Oh well. . why not, since you are a friend of Mani’s. I guess I can talk to you. Okay. I received a call for a performance. They said it was in an Italian restaurant. I asked them how they got my number and they said it was through the friend of a friend. Usually I prefer to stick to my show at the Piccadilly. I perform there three times a week with other trannies, transvestites to you, from all over the world. We have a fantastic show, it’s a first-class cabaret. We have the twins who do their double act, and then the muscle boy comes and lifts the two girls up into the air at the same time, with their skirts blowing up and all. I do three songs, a monologue, and the finale, in a long blue dress and feathers. Anyway, when I received the call, I refused at first, but then they offered good money so I said okay, one private party. The restaurant seemed like a high-class place.

So I arrived and was led to a back room. There were five very handsome men, wearing expensive Italian suits. They welcomed me and offered me drinks and spoke to me nicely. They asked me if it was really true that I was a man, because I looked like a beautiful woman and so on. The usual. They offered me drinks. And then the waiter rushed in and said the birthday boy had arrived. They dimmed the lights and as soon as he stepped into the room they all shouted Surprise! and the waiter put the music on and I went towards the birthday boy dancing and singing “Happy Birthday.” I was dressed as Marilyn Monroe. All the boys were whistling and cheering. Then the birthday boy squeezed me and started to kiss me. . and it got very rowdy. . they all started to scream and throw their drinks on the floor and take off their jackets and swing them over their heads. I danced with him for a while and then one of the other boys, while we were dancing, came over and said to him, Hey, Frank, grab it. . and before I had the chance to pull back, this Frank had stuck his hand under my dress and grabbed me down there. Then he quickly let go as if he had touched the devil himself, and started to curse, and he pushed me away. I tripped and fell on the floor, on my back. . with my high heels. . you can picture it, I’m sure. All his friends started to laugh. I felt so humiliated. Here I was on the floor, soaking in drinks and dirt, and I was afraid to cut myself on all the broken glass around me. Then the birthday guy went crazy, he was insulted.

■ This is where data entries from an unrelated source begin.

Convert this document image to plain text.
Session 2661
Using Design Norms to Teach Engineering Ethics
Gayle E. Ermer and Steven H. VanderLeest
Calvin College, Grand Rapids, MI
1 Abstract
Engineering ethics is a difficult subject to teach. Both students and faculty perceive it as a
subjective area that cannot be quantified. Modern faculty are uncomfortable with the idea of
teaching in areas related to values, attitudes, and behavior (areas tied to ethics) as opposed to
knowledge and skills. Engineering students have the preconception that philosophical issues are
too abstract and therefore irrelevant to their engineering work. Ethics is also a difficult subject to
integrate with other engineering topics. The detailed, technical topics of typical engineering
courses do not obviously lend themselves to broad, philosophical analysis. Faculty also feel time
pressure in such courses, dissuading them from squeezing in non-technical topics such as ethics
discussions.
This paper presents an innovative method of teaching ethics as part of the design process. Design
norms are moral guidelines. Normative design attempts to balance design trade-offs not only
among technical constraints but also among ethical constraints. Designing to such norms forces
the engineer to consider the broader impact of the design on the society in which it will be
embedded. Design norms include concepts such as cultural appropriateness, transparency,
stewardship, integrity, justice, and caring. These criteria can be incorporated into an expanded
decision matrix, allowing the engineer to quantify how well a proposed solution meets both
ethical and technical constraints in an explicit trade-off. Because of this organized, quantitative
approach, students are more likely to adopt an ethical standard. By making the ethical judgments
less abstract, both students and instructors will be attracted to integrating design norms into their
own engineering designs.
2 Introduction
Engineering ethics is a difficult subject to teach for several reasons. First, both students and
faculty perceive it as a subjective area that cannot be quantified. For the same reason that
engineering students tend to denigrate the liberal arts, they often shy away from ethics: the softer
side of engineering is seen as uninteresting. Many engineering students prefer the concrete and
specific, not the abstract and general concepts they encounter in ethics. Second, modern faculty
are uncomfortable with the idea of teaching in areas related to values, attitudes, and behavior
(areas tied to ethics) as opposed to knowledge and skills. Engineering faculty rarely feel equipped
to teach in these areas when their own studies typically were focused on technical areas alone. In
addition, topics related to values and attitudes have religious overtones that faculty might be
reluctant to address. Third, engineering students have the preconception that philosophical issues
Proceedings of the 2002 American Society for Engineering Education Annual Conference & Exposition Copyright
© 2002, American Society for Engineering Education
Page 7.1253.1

He came at me and kicked me and tried to stomp on my head. . if it wasn’t for his friends pulling him back. . And then, listen to this, Fly, then this monster reached inside his jacket and pulled out a gun. He was going to shoot me. I was so afraid. But his friends stood in front of him and tried to calm him down, saying, Frankie, Frankie, take it easy, it was just a joke. I was on the floor shaking and crying, thinking, I am not a joke, I am not a joke! Then one of the men gave me his hand and pulled me off the floor and apologized. He pulled out a big stack of money and handed it to me. He called the waiter and the waiter escorted me to the bathroom to wash, and that is when I called Mani. I was crying, but his tire. .

Anyway, I’m glad he sent you. Before I left, I told the man who paid me that I am a respected artist and not a joke. And that next time he shouldn’t treat people as jokes, because we are all human beings, that’s what I said to him. There is still beer and whisky all over my clothes and I smell like cigars, it’s disgusting. I am still shaking. I should have known from their big gold rings, but you know, I am glad Mani didn’t come, because if he saw me like this. . he is short-tempered and those guys could really hurt him. I know the type; they are criminals, they own many of those high-class restaurants. Money laundering, that’s what those places are for. Which reminds me, I definitely have to send my dress to the cleaners, I have a show the day after tomorrow. Long live the Piccadilly! Here, we’ve arrived. How much do I owe you, Fly?